Did you figure out the answers to last week’s quiz? They’re all the way at the bottom of this post, but I’m sure you figured out that answer A was the Galapagos Islands.
The Galapagos Islands were formed more than 8 million years ago, and thanks to ongoing volcanic activity, some of the islands are still growing.
After the islands were formed, species (plants, spores, animals) would occasionally arrive here from the mainland, but because they were now in a completely different ecosystem, they evolved differently – for example, small turtles were able to grow into very big turtles.
We understand this now, but Darwin had to figure all of that out for himself when he first visited the Galapagos.

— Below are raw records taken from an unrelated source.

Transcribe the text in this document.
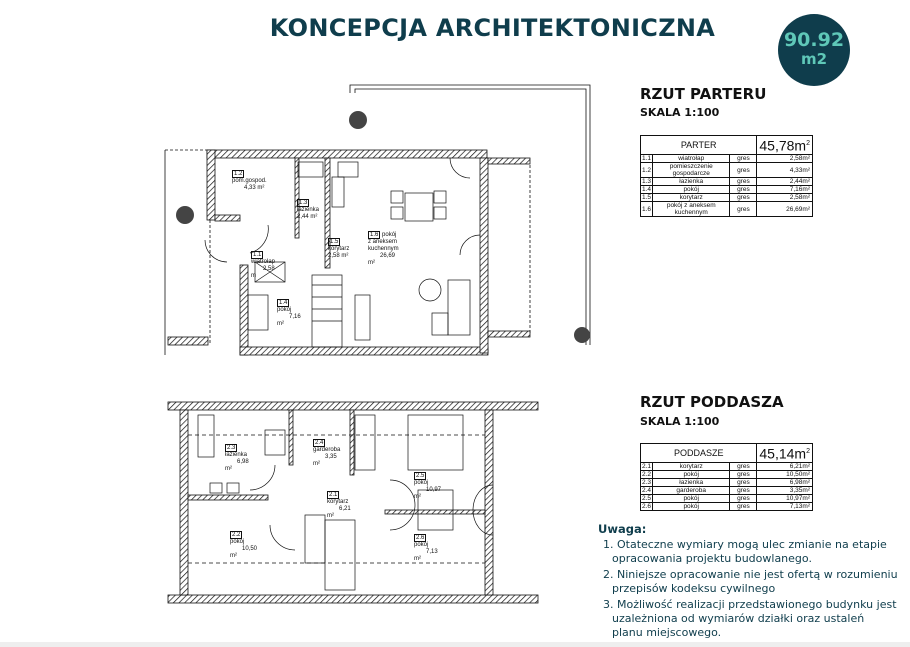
KONCEPCJA ARCHITEKTONICZNA	90.92
m2
1.2 pom.gospod.
4,33 m²
1.3 łazienka
2,44 m²
1.1 wiatrołap
2,58 m
1.5
korytarz
2,58 m²
1.6 pokój z aneksem kuchennym
26,69 m²
1.4 pokój
7,16 m²
2.3 łazienka
6,98 m²
2.4 garderoba
3,35 m²
2.1 korytarz
6,21 m²
2.5 pokój
10,97 m²
2.2 pokój
10,50 m²
2.6 pokój
7,13 m²
RZUT PARTERU
SKALA 1:100
PARTER			$45,78m^2$
1.1	wiatrołap	gres	2,58m²
1.2	pomieszczenie gospodarcze	gres	4,33m²
1.3	łazienka	gres	2,44m²
1.4	pokój	gres	7,16m²
1.5	korytarz	gres	2,58m²
1.6	pokój z aneksem kuchennym	gres	26,69m²
RZUT PODDASZA
SKALA 1:100
PODDASZE			$45,14m^2$
2.1	korytarz	gres	6,21m²
2.2	pokój	gres	10,50m²
2.3	łazienka	gres	6,98m²
2.4	garderoba	gres	3,35m²
2.5	pokój	gres	10,97m²
2.6	pokój	gres	7,13m²
Uwaga:
1. Otateczne wymiary mogą ulec zmianie na etapie opracowania projektu budowlanego.
2. Niniejsze opracowanie nie jest ofertą w rozumieniu przepisów kodeksu cywilnego
3. Możliwość realizacji przedstawionego budynku jest uzależniona od wymiarów działki oraz ustaleń planu miejscowego.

He did, eventually, but it took him a while to put all the pieces together. One thing he did notice when he visited the islands were the birds.
He recognized that the finches were different between different islands, but at the time Darwin thought that they were different birds. Only after Darwin analysed the animals they collected, upon the Beagle’s return, did he realise that they were all the same bird, with local variations generated on each island.
Darwin’s finches became a famous example of evolution. They’re the finches that The Finch and Pea are (half-)named after, and they’re the finches that my work uses as mascot for certain things (here’s one!). Seriously, I can’t seem to get away from those birds!
The Galapagos are still a place where biologists come to study nature. In fact, there is a research foundation, the Charles Darwin Foundation, based on one of the islands. The Charles Darwin Research Station is at risk of closing and is in desperate need of financial support to stay solvent.
Earlier this year, they launched a project in collaboration with Google, which use Google streetview images to let people explore the Galapagos from home and record any species they view in the images.
First I didn’t find much more than cool plants…
…but then I looked somewhere else and found a blue-footed booby!